II. – La perte de recettes pour l’État est compensée à due concurrence par la création d’une taxe additionnelle à l’accise sur les tabacs prévue au chapitre IV du titre Ier du livre III du code des impositions sur les biens et services.

III. – La perte de recettes pour les collectivités territoriales est compensée à due concurrence par la majoration de la dotation globale de fonctionnement et, corrélativement pour l’État, par la création d’une taxe additionnelle à l’accise sur les tabacs prévue au chapitre IV du titre Ier du livre III du code des impositions sur les biens et services.

 

Exposé sommaire

L’objet du présent amendement est de prévoir un dispositif d’insertion sociale et professionnelle aux jeunes adultes précédemment pris en charge par l’aide sociale à l’enfance.

Il organise la prolongation de la prise en charge par les départements des jeunes, précédemment pris en charge par l’aide sociale à l’enfance, jusqu’à leur vingt-cinq ans révolus. Cette prise en charge est financée par l’État.

En effet, en 2016, les données de l’INSEE indiquaient que près d’un quart des personnes privées de logement sont d’anciens enfants placés, alors qu’ils ne représentent que 2 à 3 % de la population générale.
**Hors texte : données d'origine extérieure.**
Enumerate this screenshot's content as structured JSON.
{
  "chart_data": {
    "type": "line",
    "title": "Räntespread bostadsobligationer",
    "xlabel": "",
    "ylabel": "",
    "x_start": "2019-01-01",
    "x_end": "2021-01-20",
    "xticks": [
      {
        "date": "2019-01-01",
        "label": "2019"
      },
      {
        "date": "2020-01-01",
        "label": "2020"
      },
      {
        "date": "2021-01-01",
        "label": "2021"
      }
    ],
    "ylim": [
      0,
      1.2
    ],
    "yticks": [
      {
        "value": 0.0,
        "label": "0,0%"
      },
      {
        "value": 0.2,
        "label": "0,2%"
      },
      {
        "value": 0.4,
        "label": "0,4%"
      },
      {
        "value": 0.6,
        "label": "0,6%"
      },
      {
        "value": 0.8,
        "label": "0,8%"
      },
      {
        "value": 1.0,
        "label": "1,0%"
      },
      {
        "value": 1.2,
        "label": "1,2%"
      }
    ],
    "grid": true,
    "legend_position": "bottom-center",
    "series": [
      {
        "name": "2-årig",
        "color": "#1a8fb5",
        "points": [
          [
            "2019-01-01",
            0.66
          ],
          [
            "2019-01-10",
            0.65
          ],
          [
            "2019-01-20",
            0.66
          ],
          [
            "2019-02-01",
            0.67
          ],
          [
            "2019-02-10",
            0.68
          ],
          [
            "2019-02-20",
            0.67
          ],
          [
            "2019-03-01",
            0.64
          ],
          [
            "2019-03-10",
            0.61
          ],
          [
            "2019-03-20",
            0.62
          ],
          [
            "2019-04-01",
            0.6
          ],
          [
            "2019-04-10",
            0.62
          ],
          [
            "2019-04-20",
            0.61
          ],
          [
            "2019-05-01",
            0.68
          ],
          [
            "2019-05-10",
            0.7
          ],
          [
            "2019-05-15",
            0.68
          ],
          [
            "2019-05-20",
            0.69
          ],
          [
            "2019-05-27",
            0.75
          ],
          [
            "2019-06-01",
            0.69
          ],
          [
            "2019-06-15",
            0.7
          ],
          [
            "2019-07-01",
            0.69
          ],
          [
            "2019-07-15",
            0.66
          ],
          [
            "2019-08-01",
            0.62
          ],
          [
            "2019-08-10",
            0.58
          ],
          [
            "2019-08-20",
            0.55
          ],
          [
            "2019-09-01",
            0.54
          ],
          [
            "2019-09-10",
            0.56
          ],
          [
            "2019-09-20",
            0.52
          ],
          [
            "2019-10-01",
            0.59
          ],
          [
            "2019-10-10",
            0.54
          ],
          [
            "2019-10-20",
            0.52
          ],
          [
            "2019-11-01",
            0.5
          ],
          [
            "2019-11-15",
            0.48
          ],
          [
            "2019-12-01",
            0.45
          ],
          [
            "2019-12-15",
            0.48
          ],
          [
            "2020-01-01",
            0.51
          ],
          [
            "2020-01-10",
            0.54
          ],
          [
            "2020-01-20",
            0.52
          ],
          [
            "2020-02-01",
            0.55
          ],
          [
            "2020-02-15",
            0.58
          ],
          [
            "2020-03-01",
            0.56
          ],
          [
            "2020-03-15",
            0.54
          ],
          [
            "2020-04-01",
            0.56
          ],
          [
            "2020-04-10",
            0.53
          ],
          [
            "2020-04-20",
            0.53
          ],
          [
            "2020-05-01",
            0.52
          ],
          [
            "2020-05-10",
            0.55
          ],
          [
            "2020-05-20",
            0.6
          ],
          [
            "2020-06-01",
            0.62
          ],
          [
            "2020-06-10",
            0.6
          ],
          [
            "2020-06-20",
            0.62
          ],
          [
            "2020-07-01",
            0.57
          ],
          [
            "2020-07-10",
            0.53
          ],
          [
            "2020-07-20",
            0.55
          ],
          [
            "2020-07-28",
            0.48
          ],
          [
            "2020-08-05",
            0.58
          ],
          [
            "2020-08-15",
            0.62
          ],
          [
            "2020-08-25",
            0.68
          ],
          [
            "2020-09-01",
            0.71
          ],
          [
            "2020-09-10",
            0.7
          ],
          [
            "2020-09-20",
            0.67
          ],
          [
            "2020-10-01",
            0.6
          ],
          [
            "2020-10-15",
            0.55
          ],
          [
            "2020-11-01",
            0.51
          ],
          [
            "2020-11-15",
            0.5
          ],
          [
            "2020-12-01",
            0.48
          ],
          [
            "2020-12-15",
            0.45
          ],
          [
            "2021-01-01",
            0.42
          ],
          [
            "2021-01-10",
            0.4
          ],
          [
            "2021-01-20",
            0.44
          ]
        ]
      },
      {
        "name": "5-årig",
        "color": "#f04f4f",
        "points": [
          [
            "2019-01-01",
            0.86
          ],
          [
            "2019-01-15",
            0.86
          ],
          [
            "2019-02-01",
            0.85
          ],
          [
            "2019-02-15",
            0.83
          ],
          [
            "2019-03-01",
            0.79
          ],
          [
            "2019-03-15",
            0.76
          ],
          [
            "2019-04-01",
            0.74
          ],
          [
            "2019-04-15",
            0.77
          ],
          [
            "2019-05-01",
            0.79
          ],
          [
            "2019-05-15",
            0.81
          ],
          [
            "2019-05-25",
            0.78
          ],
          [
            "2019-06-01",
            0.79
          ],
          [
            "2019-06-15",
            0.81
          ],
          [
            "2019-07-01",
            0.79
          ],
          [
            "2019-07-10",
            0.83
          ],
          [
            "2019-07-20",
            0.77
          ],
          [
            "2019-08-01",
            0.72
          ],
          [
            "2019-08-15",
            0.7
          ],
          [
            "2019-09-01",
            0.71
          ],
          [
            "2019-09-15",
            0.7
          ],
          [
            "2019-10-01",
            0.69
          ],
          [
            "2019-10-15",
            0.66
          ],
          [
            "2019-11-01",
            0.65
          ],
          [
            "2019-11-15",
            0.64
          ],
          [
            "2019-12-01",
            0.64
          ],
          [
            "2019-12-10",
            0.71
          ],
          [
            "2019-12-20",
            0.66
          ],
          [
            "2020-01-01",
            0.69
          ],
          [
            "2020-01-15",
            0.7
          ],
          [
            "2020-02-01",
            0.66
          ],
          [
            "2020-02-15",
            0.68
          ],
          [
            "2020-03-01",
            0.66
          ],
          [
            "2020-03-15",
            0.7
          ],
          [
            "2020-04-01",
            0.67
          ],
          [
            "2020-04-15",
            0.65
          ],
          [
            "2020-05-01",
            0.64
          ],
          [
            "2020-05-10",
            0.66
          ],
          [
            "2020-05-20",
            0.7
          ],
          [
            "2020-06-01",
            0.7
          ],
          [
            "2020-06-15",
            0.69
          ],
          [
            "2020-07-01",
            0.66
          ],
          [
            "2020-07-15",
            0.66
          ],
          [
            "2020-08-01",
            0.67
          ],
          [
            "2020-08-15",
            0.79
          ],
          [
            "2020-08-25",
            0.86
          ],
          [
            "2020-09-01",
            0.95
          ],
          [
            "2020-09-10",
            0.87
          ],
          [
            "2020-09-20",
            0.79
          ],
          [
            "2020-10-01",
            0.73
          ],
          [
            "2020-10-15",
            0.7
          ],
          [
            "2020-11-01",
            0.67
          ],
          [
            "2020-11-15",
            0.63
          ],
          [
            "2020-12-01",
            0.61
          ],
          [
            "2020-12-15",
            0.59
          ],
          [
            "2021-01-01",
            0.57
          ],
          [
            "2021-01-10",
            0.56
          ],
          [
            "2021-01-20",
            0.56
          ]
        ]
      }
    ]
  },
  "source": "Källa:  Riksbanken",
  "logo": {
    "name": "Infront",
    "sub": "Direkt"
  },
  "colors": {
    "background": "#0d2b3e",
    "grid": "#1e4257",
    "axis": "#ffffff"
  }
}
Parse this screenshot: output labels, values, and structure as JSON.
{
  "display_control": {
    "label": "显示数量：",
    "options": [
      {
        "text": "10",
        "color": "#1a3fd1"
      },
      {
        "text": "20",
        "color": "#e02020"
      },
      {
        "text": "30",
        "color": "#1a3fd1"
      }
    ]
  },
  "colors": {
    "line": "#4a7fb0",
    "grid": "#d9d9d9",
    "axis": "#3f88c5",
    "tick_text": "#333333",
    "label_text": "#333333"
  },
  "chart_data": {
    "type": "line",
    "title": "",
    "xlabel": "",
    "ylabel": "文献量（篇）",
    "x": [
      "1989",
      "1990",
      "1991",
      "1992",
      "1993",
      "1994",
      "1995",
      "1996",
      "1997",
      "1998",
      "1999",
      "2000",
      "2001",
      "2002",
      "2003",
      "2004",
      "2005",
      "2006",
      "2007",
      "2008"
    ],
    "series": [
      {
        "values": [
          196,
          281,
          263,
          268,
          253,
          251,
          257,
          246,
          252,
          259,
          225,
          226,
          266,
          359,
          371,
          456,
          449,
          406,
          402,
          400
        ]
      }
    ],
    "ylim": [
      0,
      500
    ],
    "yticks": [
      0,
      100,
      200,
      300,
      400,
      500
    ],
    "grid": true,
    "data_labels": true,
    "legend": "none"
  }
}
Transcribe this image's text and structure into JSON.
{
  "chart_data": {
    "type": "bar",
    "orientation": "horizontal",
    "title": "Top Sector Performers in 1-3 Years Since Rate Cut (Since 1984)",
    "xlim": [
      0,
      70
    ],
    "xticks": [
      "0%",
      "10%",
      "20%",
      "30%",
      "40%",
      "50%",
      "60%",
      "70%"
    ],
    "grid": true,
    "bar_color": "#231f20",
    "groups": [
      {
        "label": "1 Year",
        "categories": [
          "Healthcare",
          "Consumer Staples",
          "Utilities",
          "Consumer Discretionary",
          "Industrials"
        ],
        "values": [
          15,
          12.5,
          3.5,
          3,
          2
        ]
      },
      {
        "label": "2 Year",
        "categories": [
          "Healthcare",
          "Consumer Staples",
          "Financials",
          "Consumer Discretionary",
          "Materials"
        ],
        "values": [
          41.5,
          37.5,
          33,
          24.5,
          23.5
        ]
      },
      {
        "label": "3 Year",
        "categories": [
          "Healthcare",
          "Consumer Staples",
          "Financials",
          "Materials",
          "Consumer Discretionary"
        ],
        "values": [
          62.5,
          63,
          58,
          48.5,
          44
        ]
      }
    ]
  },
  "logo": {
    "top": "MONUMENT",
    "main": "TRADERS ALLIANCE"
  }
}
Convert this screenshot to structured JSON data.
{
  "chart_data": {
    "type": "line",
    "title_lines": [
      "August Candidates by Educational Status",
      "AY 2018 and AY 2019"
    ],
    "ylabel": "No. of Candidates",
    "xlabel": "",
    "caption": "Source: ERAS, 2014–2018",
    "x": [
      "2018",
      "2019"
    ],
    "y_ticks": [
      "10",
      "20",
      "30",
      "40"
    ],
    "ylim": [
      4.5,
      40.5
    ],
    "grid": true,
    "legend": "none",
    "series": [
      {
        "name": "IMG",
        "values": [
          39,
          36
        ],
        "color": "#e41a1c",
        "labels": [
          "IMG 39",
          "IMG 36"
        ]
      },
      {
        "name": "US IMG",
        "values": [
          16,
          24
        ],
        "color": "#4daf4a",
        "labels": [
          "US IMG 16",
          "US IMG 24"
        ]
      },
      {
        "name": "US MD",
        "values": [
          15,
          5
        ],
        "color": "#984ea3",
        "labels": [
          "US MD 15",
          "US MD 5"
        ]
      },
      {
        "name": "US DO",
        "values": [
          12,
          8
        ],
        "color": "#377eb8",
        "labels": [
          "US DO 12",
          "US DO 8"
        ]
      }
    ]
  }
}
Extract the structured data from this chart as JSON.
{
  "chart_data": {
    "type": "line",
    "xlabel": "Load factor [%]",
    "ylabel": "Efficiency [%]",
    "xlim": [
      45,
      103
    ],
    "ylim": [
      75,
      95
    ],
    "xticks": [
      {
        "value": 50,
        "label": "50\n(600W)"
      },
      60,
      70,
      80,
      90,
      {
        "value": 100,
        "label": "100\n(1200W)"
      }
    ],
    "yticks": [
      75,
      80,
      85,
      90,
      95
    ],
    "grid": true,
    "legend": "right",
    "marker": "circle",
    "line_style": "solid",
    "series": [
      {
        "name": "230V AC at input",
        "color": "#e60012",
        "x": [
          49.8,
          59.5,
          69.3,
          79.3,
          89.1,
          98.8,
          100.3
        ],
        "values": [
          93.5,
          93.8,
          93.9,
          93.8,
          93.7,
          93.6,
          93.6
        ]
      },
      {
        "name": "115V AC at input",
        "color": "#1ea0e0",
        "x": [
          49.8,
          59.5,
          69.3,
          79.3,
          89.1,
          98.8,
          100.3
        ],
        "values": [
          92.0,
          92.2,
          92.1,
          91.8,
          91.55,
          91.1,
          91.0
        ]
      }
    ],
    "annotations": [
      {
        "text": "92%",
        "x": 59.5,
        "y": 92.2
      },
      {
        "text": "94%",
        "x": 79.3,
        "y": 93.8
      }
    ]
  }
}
Chez les plus jeunes (18‑24 ans), on recense jusqu’à 36 % d’anciens enfants placés parmi les sans-abris.

Cette mesure permettra à l’enfant confié de s’inscrire dès son plus jeune âge dans un parcours de réussite et d’envisager des études supérieures sans le couperet de la préparation à l’autonomie qui leur est imposée dès l’âge de seize ans.

Cet amendement, au-delà du principe même de la prise en charge des jeunes adultes jusqu’à leurs 25 ans, précise les mesures qui accompagnent cette évolution :

il inscrit dans les missions de l’aide sociale à l’enfance les objectifs d’autonomie et d’insertion qui suivent la majorité des anciens enfants confiés

·       il généralise la création, dans chaque service d’aide sociale à l’enfance, d’un programme dédié au suivi et à l’application des missions auprès aux jeunes majeurs

·       il prévoit la réunion, deux fois par an, d’une commission chargée du suivi des jeunes majeurs et des moyens mis au service de leur accès à l’autonomie, associant le conseil départemental et les services de l’État

·       il prévoit un bilan du parcours a lieu, six mois après la sortie des dispositifs, permettant d’accéder, en cas de besoin, à un « droit au retour » du jeune.

Au Canada, la commission d’enquête sur les services de protection de la jeunesse au Québec a conclu à l’absolue nécessité de la prise en charge des enfants confiés jusqu’à l’âge de vingt-cinq ans. Ce projet de loi donne ainsi à la France l’occasion de se placer parmi les pays qui portent le plus d’ambition pour la jeunesse, en mettant en place une véritable politique d’accompagnement vers l’autonomie possiblement jusqu’à vingt-cinq ans pour les jeunes sortant de l’aide sociale à l’enfance.